Dr. Willmont hesitated. “I suppose I could explain it was for laboratory purposes,” he said. “Could you keep me out of it, Perry?”

“Uh huh.”

“What do you want it for?”

“Purposes of a laboratory experiment in criminology,” Mason said glibly.

“Okay, that’s fine. I’ll try and arrange it.”

“I’ll call you later,” Mason said. “You make the arrangements and have the donor on hand.”

He hung up, and turned to Paul Drake. “Okay, Paul, let’s go.”

“Where?” Drake asked.

“The Montway Rooms,” Mason said.

“Your car or mine?”

“Yours.”

“Now?”

“Right now. Let’s get going.”

Drake’s loquacious good humor evaporated under the influence of the lawyer’s savage grimness. He essayed a quip or two, then lapsed into a silence which persisted until he parked the car in front of the rooming house. “This is the joint,” he said. “Are you going to get rough with him, Perry?”
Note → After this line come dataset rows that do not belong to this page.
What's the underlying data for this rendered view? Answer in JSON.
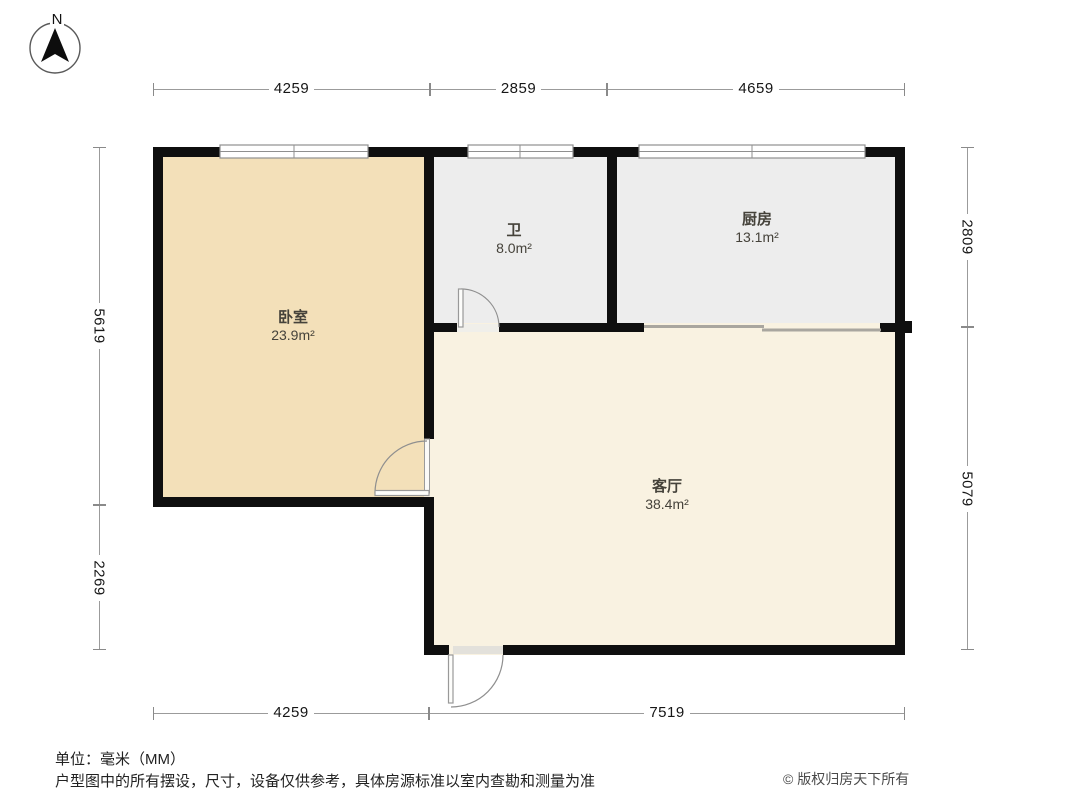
{
  "compass": {
    "label": "N"
  },
  "dims": {
    "top": [
      "4259",
      "2859",
      "4659"
    ],
    "bottom": [
      "4259",
      "7519"
    ],
    "left": [
      "5619",
      "2269"
    ],
    "right": [
      "2809",
      "5079"
    ]
  },
  "rooms": {
    "bedroom": {
      "name": "卧室",
      "area": "23.9",
      "unit": "m²"
    },
    "bath": {
      "name": "卫",
      "area": "8.0",
      "unit": "m²"
    },
    "kitchen": {
      "name": "厨房",
      "area": "13.1",
      "unit": "m²"
    },
    "living": {
      "name": "客厅",
      "area": "38.4",
      "unit": "m²"
    }
  },
  "footer": {
    "unit_note": "单位：毫米（MM）",
    "disclaimer": "户型图中的所有摆设，尺寸，设备仅供参考，具体房源标准以室内查勘和测量为准",
    "copyright": "© 版权归房天下所有"
  },
  "colors": {
    "bedroom_fill": "#F3E0B9",
    "bath_fill": "#EDEDED",
    "kitchen_fill": "#EDEDED",
    "living_fill": "#F9F2E1",
    "wall": "#0F0F0F",
    "dimension_line": "#9B9B9B"
  }
}
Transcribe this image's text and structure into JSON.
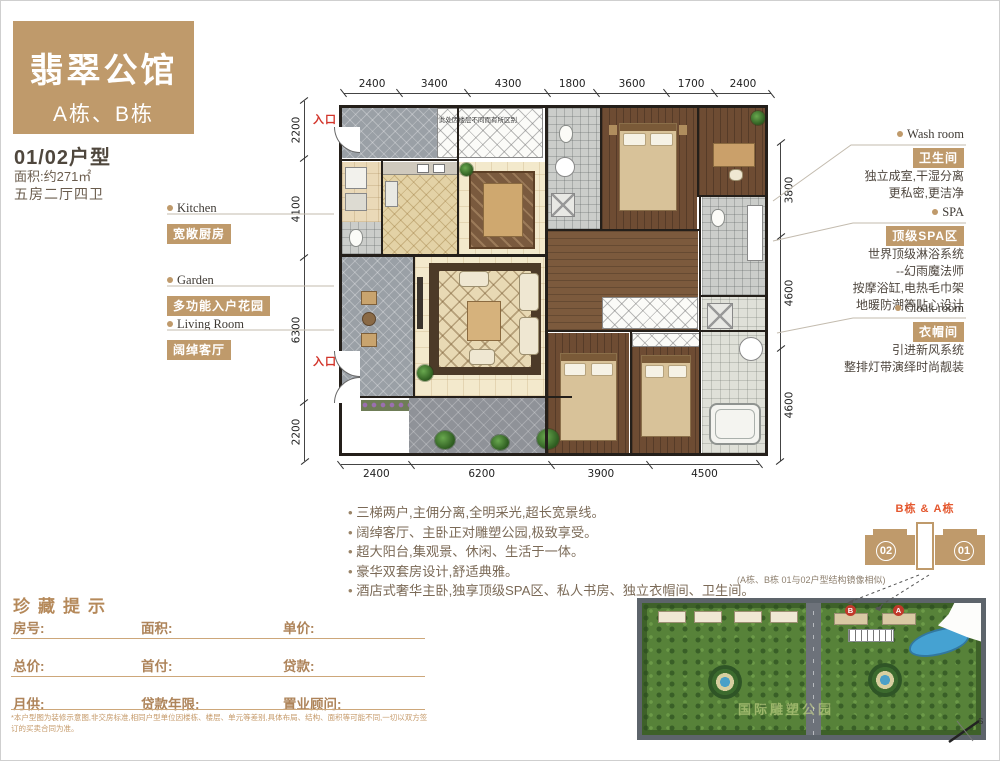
{
  "header": {
    "title": "翡翠公馆",
    "subtitle": "A栋、B栋"
  },
  "unit": {
    "type": "01/02户型",
    "area": "面积:约271㎡",
    "rooms": "五房二厅四卫"
  },
  "left_labels": [
    {
      "en": "Kitchen",
      "badge": "宽敞厨房"
    },
    {
      "en": "Garden",
      "badge": "多功能入户花园"
    },
    {
      "en": "Living Room",
      "badge": "阔绰客厅"
    }
  ],
  "right_labels": [
    {
      "en": "Wash room",
      "badge": "卫生间",
      "lines": [
        "独立成室,干湿分离",
        "更私密,更洁净"
      ]
    },
    {
      "en": "SPA",
      "badge": "顶级SPA区",
      "lines": [
        "世界顶级淋浴系统",
        "--幻雨魔法师",
        "按摩浴缸,电热毛巾架",
        "地暖防潮等贴心设计"
      ]
    },
    {
      "en": "Cloak room",
      "badge": "衣帽间",
      "lines": [
        "引进新风系统",
        "整排灯带演绎时尚靓装"
      ]
    }
  ],
  "plan": {
    "entry_top": "入口",
    "entry_mid": "入口",
    "note": "此处因楼层不同而有所区别",
    "dims_top": [
      "2400",
      "3400",
      "4300",
      "1800",
      "3600",
      "1700",
      "2400"
    ],
    "dims_bottom": [
      "2400",
      "6200",
      "3900",
      "4500"
    ],
    "dims_left": [
      "2200",
      "4100",
      "6300",
      "2200"
    ],
    "dims_right": [
      "3800",
      "4600",
      "4600"
    ]
  },
  "bullets": [
    "三梯两户,主佣分离,全明采光,超长宽景线。",
    "阔绰客厅、主卧正对雕塑公园,极致享受。",
    "超大阳台,集观景、休闲、生活于一体。",
    "豪华双套房设计,舒适典雅。",
    "酒店式奢华主卧,独享顶级SPA区、私人书房、独立衣帽间、卫生间。"
  ],
  "tower_diagram": {
    "label": "B栋 & A栋",
    "left_unit": "02",
    "right_unit": "01",
    "caption": "(A栋、B栋  01与02户型结构镜像相似)"
  },
  "site_plan": {
    "building_b": "B",
    "building_a": "A",
    "watermark": "国际雕塑公园",
    "compass": "S"
  },
  "form": {
    "title": "珍藏提示",
    "rows": [
      [
        "房号:",
        "面积:",
        "单价:"
      ],
      [
        "总价:",
        "首付:",
        "贷款:"
      ],
      [
        "月供:",
        "贷款年限:",
        "置业顾问:"
      ]
    ],
    "disclaimer": "*本户型图为装修示意图,非交房标准,相同户型单位因楼栋、楼层、单元等差别,具体布局、结构、面积等可能不同,一切以双方签订的买卖合同为准。"
  },
  "colors": {
    "accent_tan": "#bf9a6b",
    "accent_red": "#d2342a"
  }
}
“I’m going to get rough with everyone,” the lawyer said, “until I smoke someone into the open. Come on, let’s go.”

In silence they opened the car doors, slammed them shut, and entered the rooming house. There was no one at the desk, and Drake said, “It’s on the second floor near the back. I have the number of the room.”

They climbed creaking stairs, pounded their way down a thin ribbon of worn, faded carpet which stretched between the rows of doors down the length of the upper corridor. Drake silently motioned to a door.

Mason knocked.

A man’s reedy voice on the other side of the door said, “Who is it?”